Education as we know it is not about true education. I consider true education is being inspired to learn and being taught how to work things out and seek information for yourself. Past the basics of math, writing, reading and the more advanced science, the typical education systems of the developed nations are nothing more than tools for teaching obedience and perpetuating the cultural paradigms that benefit the elite. They are sexist, racist, homophobic indoctrinators of religious and cultural dogma. They revise history to suit the current authorities, they encourage parrot fashion, consumerist thought patterns and next to the media are the biggest offenders of mental stupification. Only a few people make any real use of their education system and invariably those few would have done far better learning outside of such systems.


As for freedom of speech. Well we certainly do not have that freedom. There are obscenity laws and laws to 'keep the peace'. Popular media including books, television, newspapers and a lot of the internet new sites are tightly controlled by editors who have their own politcal and economic agendas. As indivisuals we have freedom of speech only if we can afford it and as long as nobody pays attention unless it supports the ideals of the elite. We don't have the freedom to gather in groups anymore without the threat of arrest. And of course we are all slaves to the economic grindstone.


Next to feeding the world. Well there are many more appropriate approaches to tackle the problems of developing nations and most of them involve mental paradigm shifts not economic interventions. Firstly if we fed all the people in the worst hit areas of the world, all that would happen is that fewer people would die for a while and the birth rate would rocket again, creating an even worse problem years later. Basic education and contraception are two vital aspects to use alongside any economic incentives. We need to end the industrial, biotech, military corporations grip on the Third World, because even if we only ever bought Fair Trade produce the well armed warlords would be getting all the profits anyway and their people would still live in abject poverty.

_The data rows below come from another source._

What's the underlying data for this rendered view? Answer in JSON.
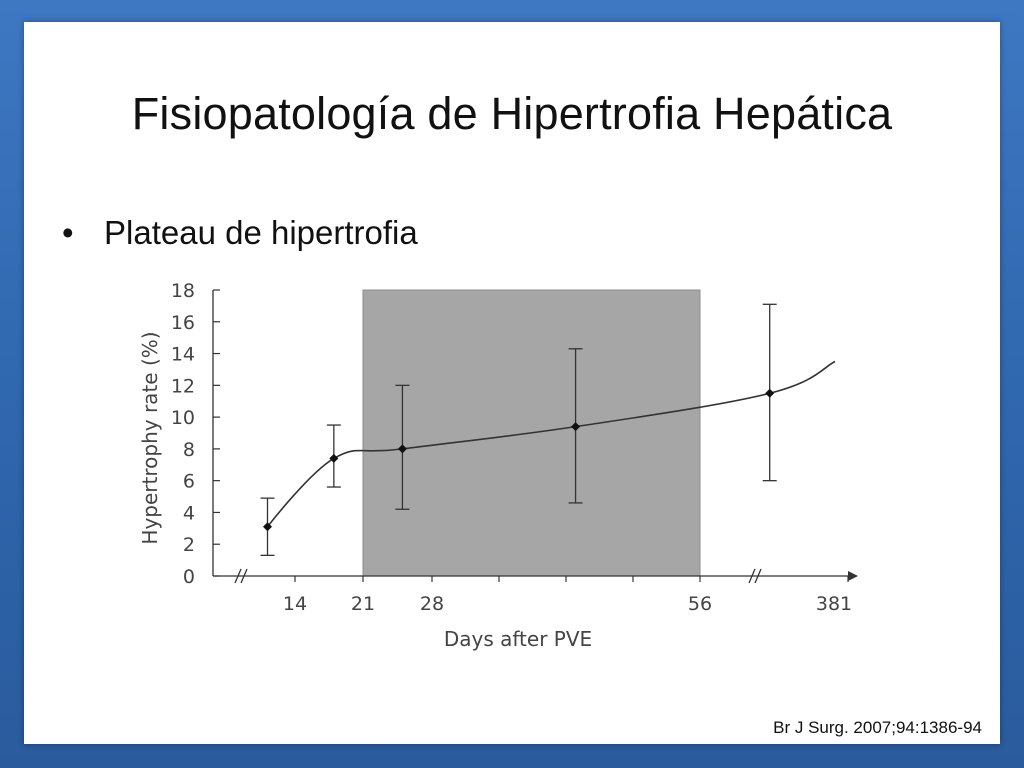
{
  "slide": {
    "title": "Fisiopatología de Hipertrofia Hepática",
    "bullets": [
      "Plateau de hipertrofia"
    ],
    "citation": "Br J Surg. 2007;94:1386-94"
  },
  "colors": {
    "background_border": "#2f66ad",
    "shaded_region": "#a6a6a6",
    "line": "#333333"
  },
  "chart_data": {
    "type": "line",
    "xlabel": "Days after PVE",
    "ylabel": "Hypertrophy rate (%)",
    "ylim": [
      0,
      18
    ],
    "yticks": [
      0,
      2,
      4,
      6,
      8,
      10,
      12,
      14,
      16,
      18
    ],
    "xtick_labels": [
      "14",
      "21",
      "28",
      "56",
      "381"
    ],
    "x_axis_breaks": "before 14 and between 56 and 381",
    "shaded_region": {
      "from_day": 21,
      "to_day": 56
    },
    "points": [
      {
        "day": 11,
        "value": 3.1,
        "err_low": 1.3,
        "err_high": 4.9
      },
      {
        "day": 18,
        "value": 7.4,
        "err_low": 5.6,
        "err_high": 9.5
      },
      {
        "day": 25,
        "value": 8.0,
        "err_low": 4.2,
        "err_high": 12.0
      },
      {
        "day": 43,
        "value": 9.4,
        "err_low": 4.6,
        "err_high": 14.3
      },
      {
        "day": 64,
        "value": 11.5,
        "err_low": 6.0,
        "err_high": 17.1
      }
    ],
    "trend_line_end": {
      "day": 72,
      "value": 13.5
    },
    "grid": false,
    "legend": "none"
  }
}
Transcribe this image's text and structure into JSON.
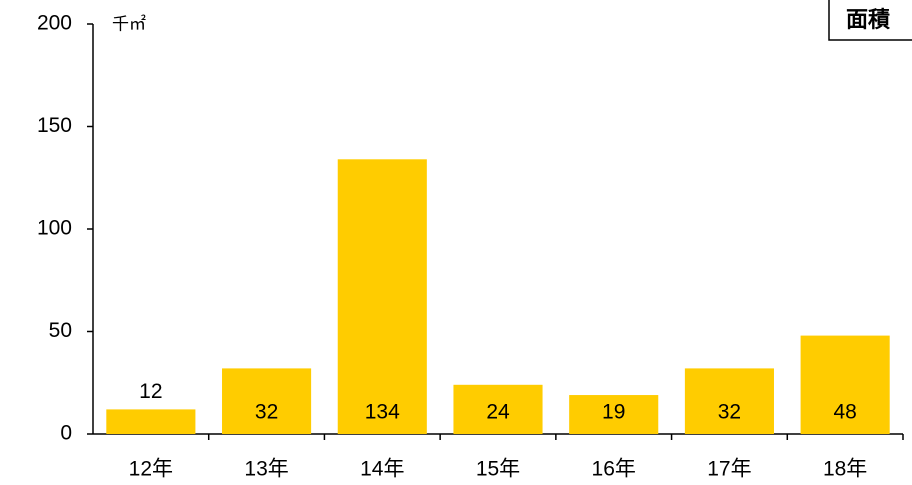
{
  "chart_data": {
    "type": "bar",
    "y_label": "千㎡",
    "categories": [
      "12年",
      "13年",
      "14年",
      "15年",
      "16年",
      "17年",
      "18年"
    ],
    "series": [
      {
        "name": "面積",
        "color": "#ffcc00",
        "values": [
          12,
          32,
          134,
          24,
          19,
          32,
          48
        ]
      }
    ],
    "ylim": [
      0,
      200
    ],
    "yticks": [
      0,
      50,
      100,
      150,
      200
    ],
    "grid": false,
    "legend": "top-right"
  }
}
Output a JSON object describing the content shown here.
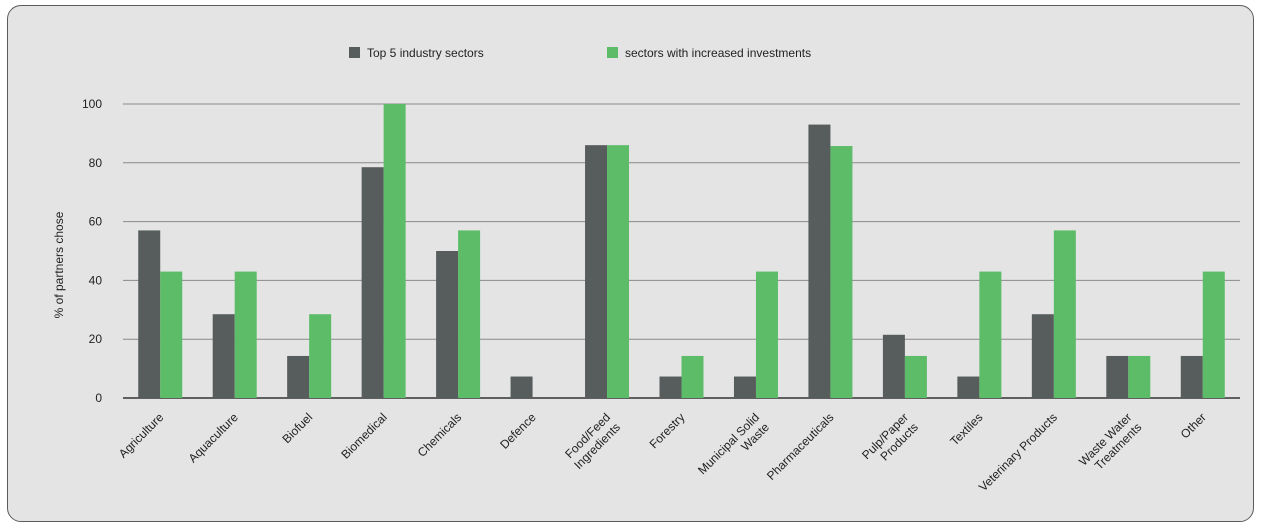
{
  "chart_data": {
    "type": "bar",
    "title": "",
    "ylabel": "% of partners chose",
    "xlabel": "",
    "ylim": [
      0,
      100
    ],
    "yticks": [
      0,
      20,
      40,
      60,
      80,
      100
    ],
    "grid": true,
    "legend_position": "top",
    "categories": [
      "Agriculture",
      "Aquaculture",
      "Biofuel",
      "Biomedical",
      "Chemicals",
      "Defence",
      "Food/Feed\nIngredients",
      "Forestry",
      "Municipal Solid\nWaste",
      "Pharmaceuticals",
      "Pulp/Paper\nProducts",
      "Textiles",
      "Veterinary Products",
      "Waste Water\nTreatments",
      "Other"
    ],
    "series": [
      {
        "name": "Top 5 industry sectors",
        "color": "#575c5c",
        "values": [
          57,
          28.5,
          14.3,
          78.5,
          50,
          7.3,
          86,
          7.3,
          7.3,
          93,
          21.5,
          7.3,
          28.5,
          14.3,
          14.3
        ]
      },
      {
        "name": "sectors with increased  investments",
        "color": "#5cbc68",
        "values": [
          43,
          43,
          28.5,
          100,
          57,
          0,
          86,
          14.3,
          43,
          85.7,
          14.3,
          43,
          57,
          14.3,
          43
        ]
      }
    ]
  }
}
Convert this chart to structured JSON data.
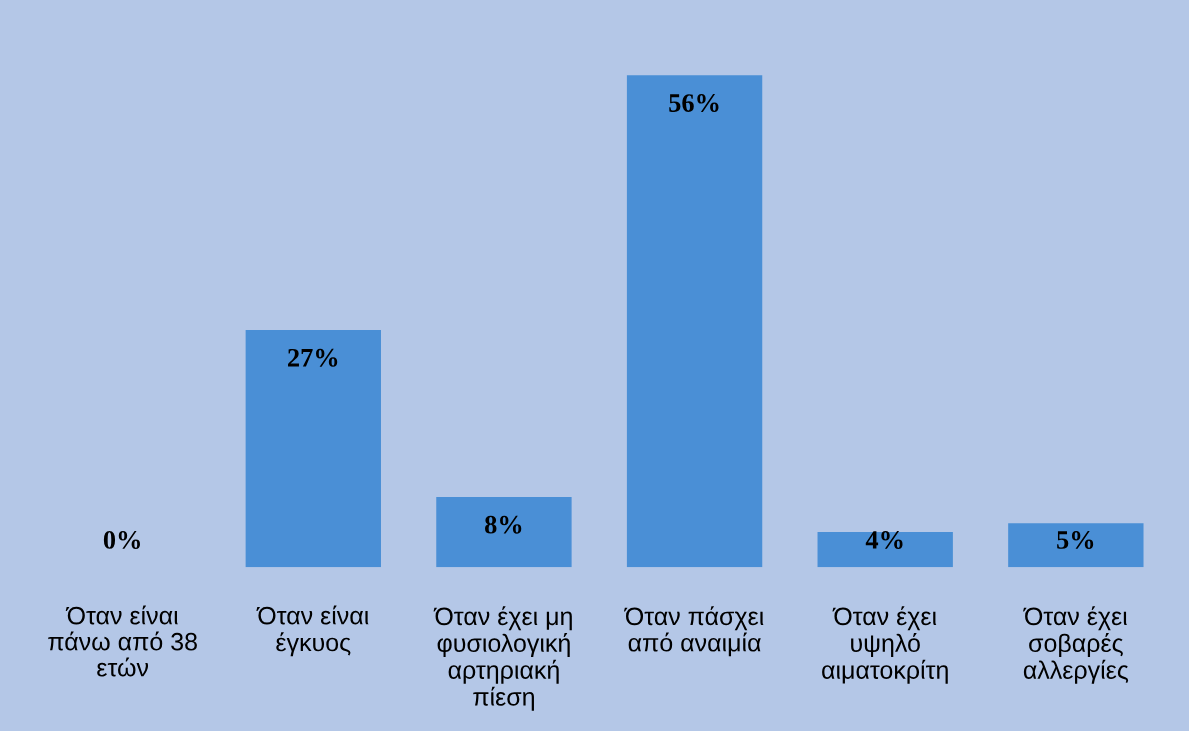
{
  "chart_data": {
    "type": "bar",
    "categories": [
      "Όταν είναι πάνω από 38 ετών",
      "Όταν είναι έγκυος",
      "Όταν έχει μη φυσιολογική αρτηριακή πίεση",
      "Όταν πάσχει από αναιμία",
      "Όταν έχει υψηλό αιματοκρίτη",
      "Όταν έχει σοβαρές αλλεργίες"
    ],
    "values": [
      0,
      27,
      8,
      56,
      4,
      5
    ],
    "value_labels": [
      "0%",
      "27%",
      "8%",
      "56%",
      "4%",
      "5%"
    ],
    "color": "#4a8fd6"
  }
}
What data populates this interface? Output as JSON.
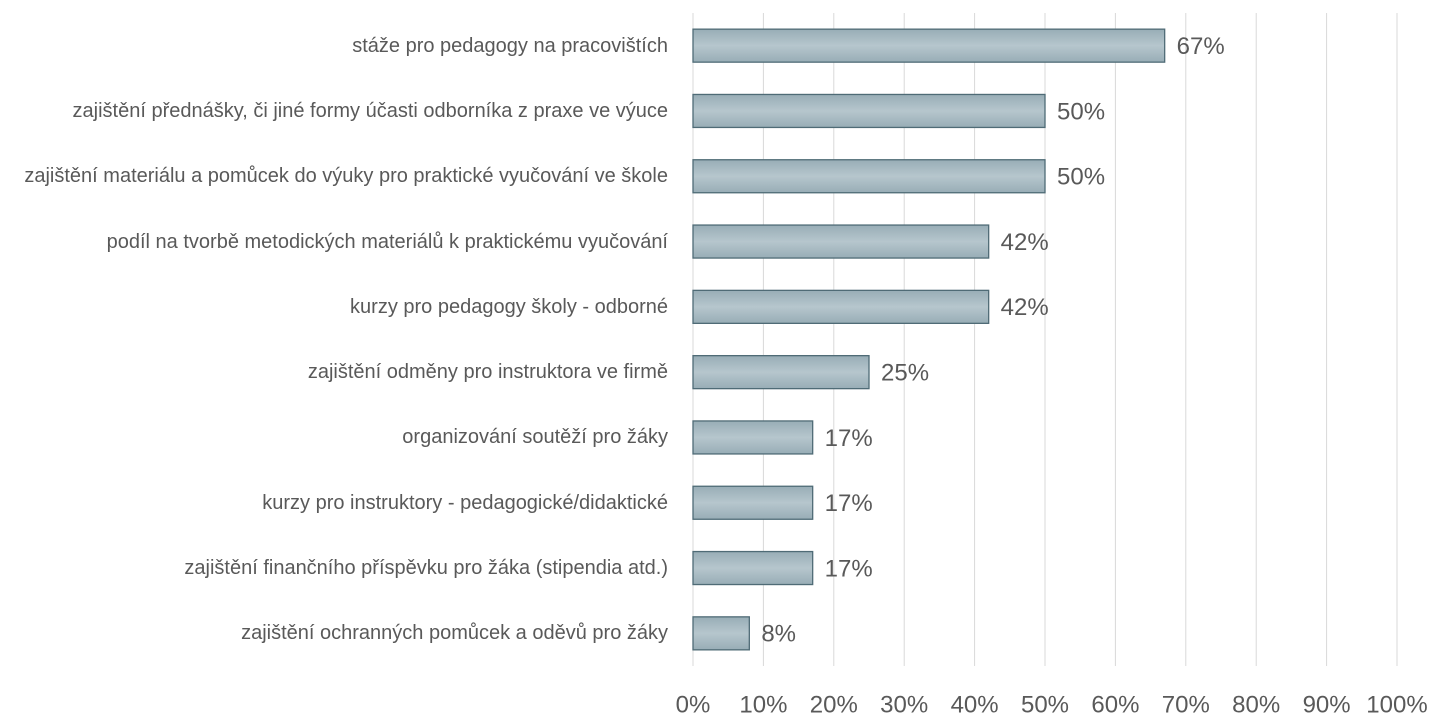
{
  "chart_data": {
    "type": "hbar",
    "categories": [
      "stáže pro pedagogy na pracovištích",
      "zajištění přednášky, či jiné formy účasti odborníka z praxe ve výuce",
      "zajištění materiálu a pomůcek do výuky pro praktické vyučování ve škole",
      "podíl na tvorbě metodických materiálů k praktickému vyučování",
      "kurzy pro pedagogy školy - odborné",
      "zajištění odměny pro instruktora ve firmě",
      "organizování soutěží pro žáky",
      "kurzy pro instruktory - pedagogické/didaktické",
      "zajištění finančního příspěvku pro žáka (stipendia atd.)",
      "zajištění ochranných pomůcek a oděvů pro žáky"
    ],
    "values": [
      67,
      50,
      50,
      42,
      42,
      25,
      17,
      17,
      17,
      8
    ],
    "value_labels": [
      "67%",
      "50%",
      "50%",
      "42%",
      "42%",
      "25%",
      "17%",
      "17%",
      "17%",
      "8%"
    ],
    "color": "#a5b8c0",
    "xlim": [
      0,
      100
    ],
    "xticks": [
      {
        "value": 0,
        "label": "0%"
      },
      {
        "value": 10,
        "label": "10%"
      },
      {
        "value": 20,
        "label": "20%"
      },
      {
        "value": 30,
        "label": "30%"
      },
      {
        "value": 40,
        "label": "40%"
      },
      {
        "value": 50,
        "label": "50%"
      },
      {
        "value": 60,
        "label": "60%"
      },
      {
        "value": 70,
        "label": "70%"
      },
      {
        "value": 80,
        "label": "80%"
      },
      {
        "value": 90,
        "label": "90%"
      },
      {
        "value": 100,
        "label": "100%"
      }
    ],
    "grid": true
  }
}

The best way to end the tyranny of those coporations is to expose them and the momentum of every human in the developed world snapping out of their trance and demanding change WILL bring change.

In the US soon it will break that the GOP rigged some of the ballots in swing states to ensure Bush's return to the White House. There is change on the horizon - you can smell it in the air here. What I would hope and encourage is that we see beyond the puppets like Bush and go straight to the heart. Thanks to the internet it may happen regardless of what the corporate controlled media cares to tell us.

The revolution will not be televised.

[identity profile] kelly-lesbo.livejournal.com 2005-05-12 07:13 pm (UTC)(link)
Sadly its the first few years of our life that we are most vulnerable to social imprinting, so by age 9 you;ve already had a lot of rubbish stuffed into your head forming your world view. A lot of people fight their way out of it, many don't.

And if you truly believe that schools aren't breeding grounds of sexist sterotyping, gender re-enforcement and homophobia then we really did go to different schools. Its not just religious indoctrination, it's also cultural and historical as well as lessons of obedience.

If you re-read what I said about freedom of speech, you only get to say what you want if hardly anyone pays attention, if you come close to influencing people on a large scale then you would buffer up against the elite and if they didn't agree with what you were saying you would be dealt with as such people always are.

Of course you're failing to see the grip of corporations, you are still mired in the big illusion of freedom and democracy. The warring religious and tribal people are using weapons made by corporations who in turn give money to their political lap dogs to keep causing wars so that more weapons are sold.

We agree on the need for basic education at least, but I wouldn't make direct comparisons to the development of the developed nations because the timescales, politics and technological imperatives are totally different for developing nations in the present era.